What’s New in Musculoskeletal Basic Science 2017
Every month, JBJS publishes a Specialty Update—a review of the most pertinent and impactful studies published in the orthopaedic literature during the previous year in 13 subspecialties. Click here for a collection of all OrthoBuzz Specialty Update summaries.
This month, Matthew J. Allen, VetMB, PhD, author of the December 6, 2017 Specialty Update on Musculoskeletal Basic Science, summarized the five most compelling findings from among the more than 60 noteworthy studies summarized in the article.
–Deriving induced pluripotent stem cells (iPSCs) from peripheral blood cells1 rather than from dermal fibroblasts obviates the need for in vitro expansion. This method may also serve to boost interest in the use of commercial cell-based therapies with defined potency that are available off-the-shelf and don’t require separate cell-harvesting procedures.
–The FDA recommends that large-animal models be used to corroborate basic-science findings from small-animal models. Recent work has demonstrated the efficacy of insulin-like growth factor (IGF)-1 in supporting mechanically competent repair tissue following chondrocyte implantation in a pig model.2
–Infection, especially from organisms that have developed antimicrobial resistance and/or that produce biofilms, continues to pose a challenging problem for orthopaedic surgeons. To provide a more rational and stratified approach to managing these complex cases, Getzlaf et al. recommend the use of a multidisciplinary approach in which patient-specific information about individual microorganisms is combined with detailed understandings of the vulnerabilities of candidate bacterial species.3
–There is a resurgence of interest in the role of subclinical infection in the etiopathogenesis of aseptic loosening. At the same time, molecular diagnostic methods for microbial infection are moving forward.4 Such methods may serve to highlight the relevance of subclinical microbial contamination as a cause of aseptic loosening.
–While the goal of cartilage imaging is to develop tools that are fast, inexpensive, sensitive, accurate, and noninvasive, there is growing interest in the use of more direct, invasive techniques such as optical coherence tomography (OCT),5 which could be used in vivo at the time of surgery to analyze cartilage damage.
- Li Y, Liu T, Van Halm-Lutterodt N, Chen J, Su Q, Hai Y. Reprogramming of blood cells into induced pluripotent stem cells as a new cell source for cartilage repair. Stem Cell Res Ther.2016 Feb 17;7:31.
- Meppelink AM, Zhao X, Griffin DJ, Erali R, Gill TJ, Bonassar LJ, Redmond RW,Randolph MA. Hyaline articular matrix formed by dynamic self-regenerating cartilage and hydrogels. Tissue Eng Part A.2016 Jul;22(13-14):962-70. Epub 2016 Jul 7.
- Getzlaf MA, Lewallen EA, Kremers HM, Jones DL, Bonin CA, Dudakovic A,Thaler R, Cohen RC, Lewallen DG, van Wijnen AJ. Multi-disciplinary antimicrobial strategies for improving orthopaedic implants to prevent prosthetic joint infections in hip and knee. J Orthop Res.2016 Feb;34(2):177-86. Epub 2015 Dec 29.

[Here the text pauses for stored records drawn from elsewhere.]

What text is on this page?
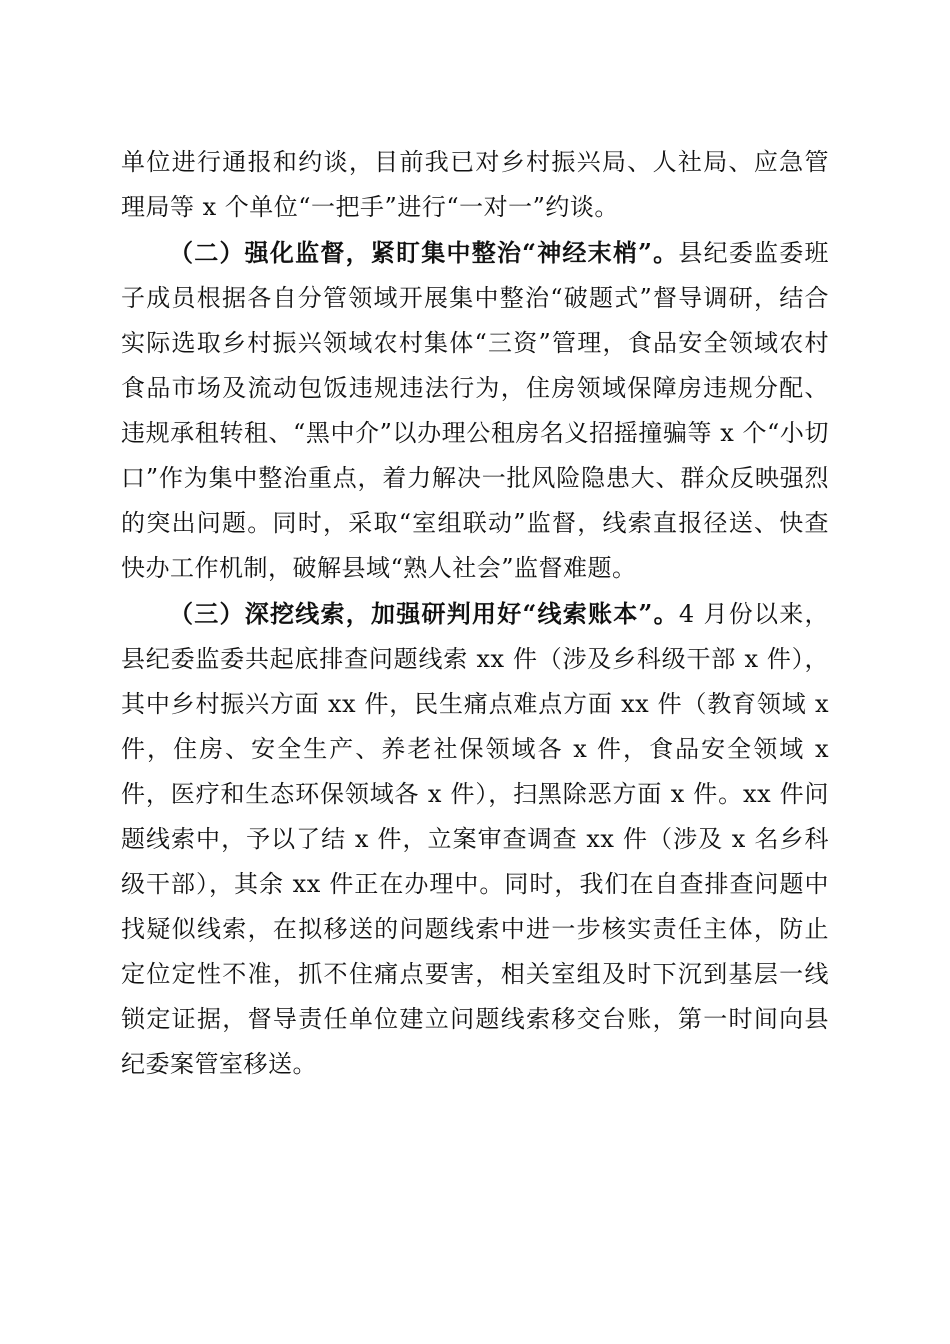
单位进行通报和约谈，目前我已对乡村振兴局、人社局、应急管理局等 x 个单位“一把手”进行“一对一”约谈。

（二）强化监督，紧盯集中整治“神经末梢”。县纪委监委班子成员根据各自分管领域开展集中整治“破题式”督导调研，结合实际选取乡村振兴领域农村集体“三资”管理，食品安全领域农村食品市场及流动包饭违规违法行为，住房领域保障房违规分配、违规承租转租、“黑中介”以办理公租房名义招摇撞骗等 x 个“小切口”作为集中整治重点，着力解决一批风险隐患大、群众反映强烈的突出问题。同时，采取“室组联动”监督，线索直报径送、快查快办工作机制，破解县域“熟人社会”监督难题。

（三）深挖线索，加强研判用好“线索账本”。4 月份以来，县纪委监委共起底排查问题线索 xx 件（涉及乡科级干部 x 件），其中乡村振兴方面 xx 件，民生痛点难点方面 xx 件（教育领域 x 件，住房、安全生产、养老社保领域各 x 件，食品安全领域 x 件，医疗和生态环保领域各 x 件），扫黑除恶方面 x 件。xx 件问题线索中，予以了结 x 件，立案审查调查 xx 件（涉及 x 名乡科级干部），其余 xx 件正在办理中。同时，我们在自查排查问题中找疑似线索，在拟移送的问题线索中进一步核实责任主体，防止定位定性不准，抓不住痛点要害，相关室组及时下沉到基层一线锁定证据，督导责任单位建立问题线索移交台账，第一时间向县纪委案管室移送。
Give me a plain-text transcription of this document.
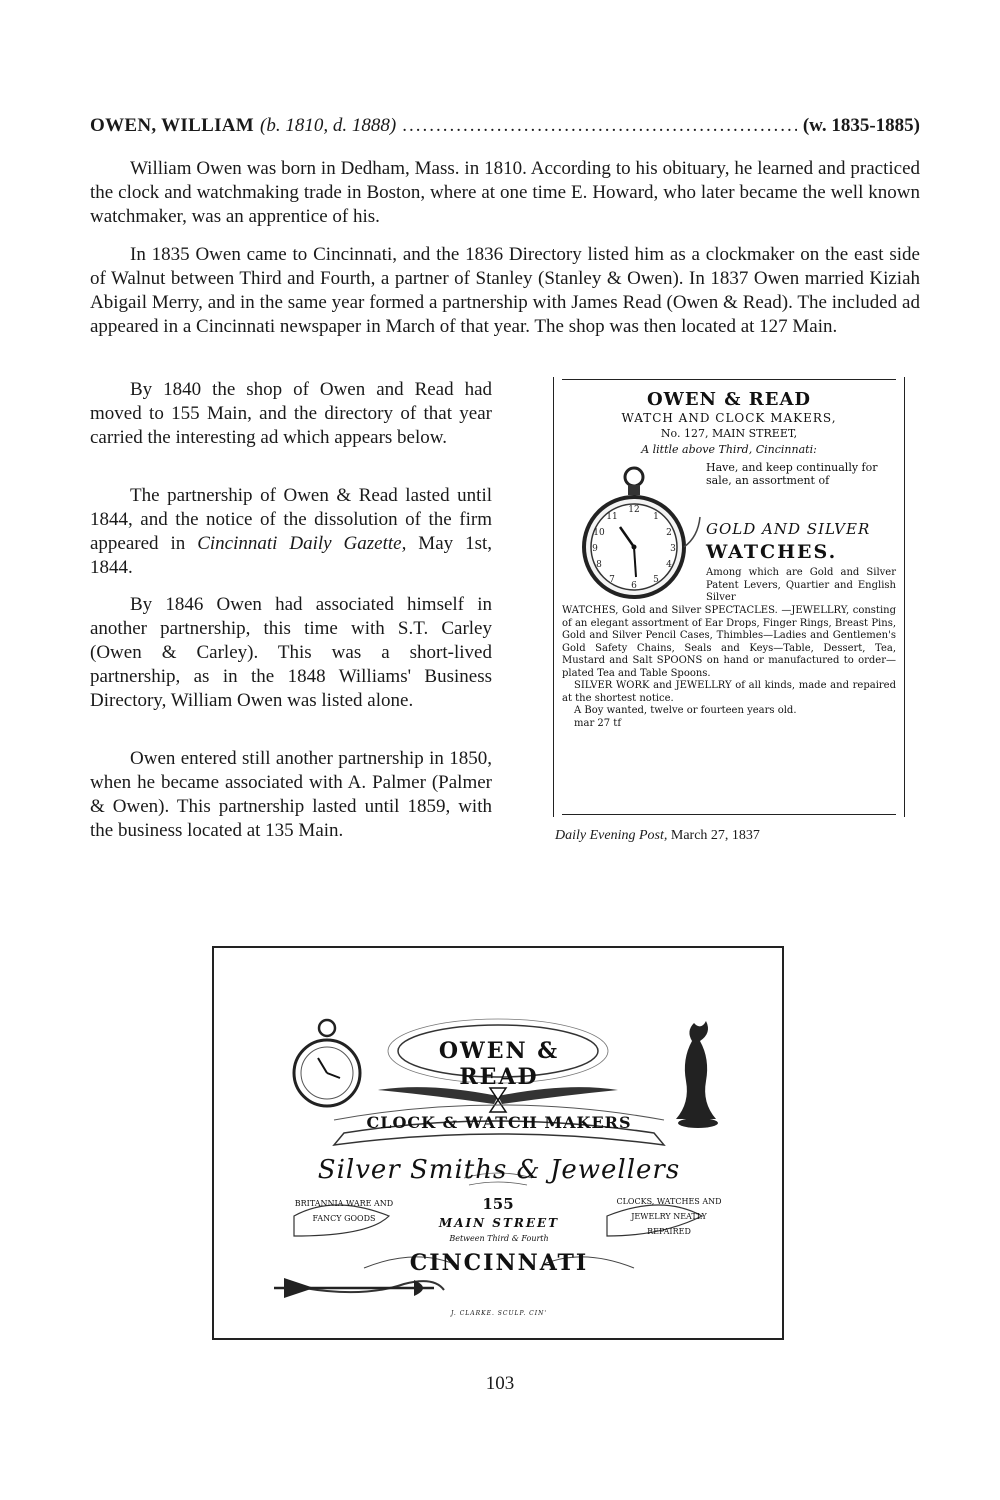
OWEN, WILLIAM (b. 1810, d. 1888)
.....	(w. 1835-1885)

William Owen was born in Dedham, Mass. in 1810. According to his obituary, he learned and practiced the clock and watchmaking trade in Boston, where at one time E. Howard, who later became the well known watchmaker, was an apprentice of his.

In 1835 Owen came to Cincinnati, and the 1836 Directory listed him as a clockmaker on the east side of Walnut between Third and Fourth, a partner of Stanley (Stanley & Owen). In 1837 Owen married Kiziah Abigail Merry, and in the same year formed a partnership with James Read (Owen & Read). The included ad appeared in a Cincinnati newspaper in March of that year. The shop was then located at 127 Main.

By 1840 the shop of Owen and Read had moved to 155 Main, and the directory of that year carried the interesting ad which appears below.

The partnership of Owen & Read lasted until 1844, and the notice of the dissolution of the firm appeared in Cincinnati Daily Gazette, May 1st, 1844.

By 1846 Owen had associated himself in another partnership, this time with S.T. Carley (Owen & Carley). This was a short-lived partnership, as in the 1848 Williams' Business Directory, William Owen was listed alone.

Owen entered still another partnership in 1850, when he became associated with A. Palmer (Palmer & Owen). This partnership lasted until 1859, with the business located at 135 Main.

OWEN & READ
WATCH AND CLOCK MAKERS,
No. 127, MAIN STREET,
A little above Third, Cincinnati:
12
1
2
3
4
5
6
7
8
9
10
11
Have, and keep continually for sale, an assortment of
GOLD AND SILVER
WATCHES.
Among which are Gold and Silver Patent Levers, Quartier and English Silver

WATCHES, Gold and Silver SPECTACLES. —JEWELLRY, consting of an elegant assortment of Ear Drops, Finger Rings, Breast Pins, Gold and Silver Pencil Cases, Thimbles—Ladies and Gentlemen's Gold Safety Chains, Seals and Keys—Table, Dessert, Tea, Mustard and Salt SPOONS on hand or manufactured to order—plated Tea and Table Spoons.

SILVER WORK and JEWELLRY of all kinds, made and repaired at the shortest notice.

A Boy wanted, twelve or fourteen years old.

mar 27 tf

Daily Evening Post, March 27, 1837
OWEN & READ
CLOCK & WATCH MAKERS
Silver Smiths & Jewellers
155
MAIN STREET
Between Third & Fourth
CINCINNATI
BRITANNIA WARE AND FANCY GOODS
CLOCKS, WATCHES AND JEWELRY NEATLY REPAIRED
J. CLARKE. SCULP. CIN'
103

- Palmer MP, Melton-Kreft R, Nistico L, Hiller NL, Kim LH, Altman GT, Altman DT, Sotereanos NG, Hu FZ, De Meo PJ, Ehrlich GD. Polymerase chain reaction-electrospray-time-of-flight mass spectrometry versus culture for bacterial detection in septic arthritis and osteoarthritis. Genet Test Mol Biomarkers.2016 Dec;20(12):721-31. Epub 2016 Oct 17.
- Novakofski KD, Pownder SL, Koff MF, Williams RM, Potter HG, Fortier LA. High-resolution methods for diagnosing cartilage damage in vivo. 2016 Jan;7(1):39-51.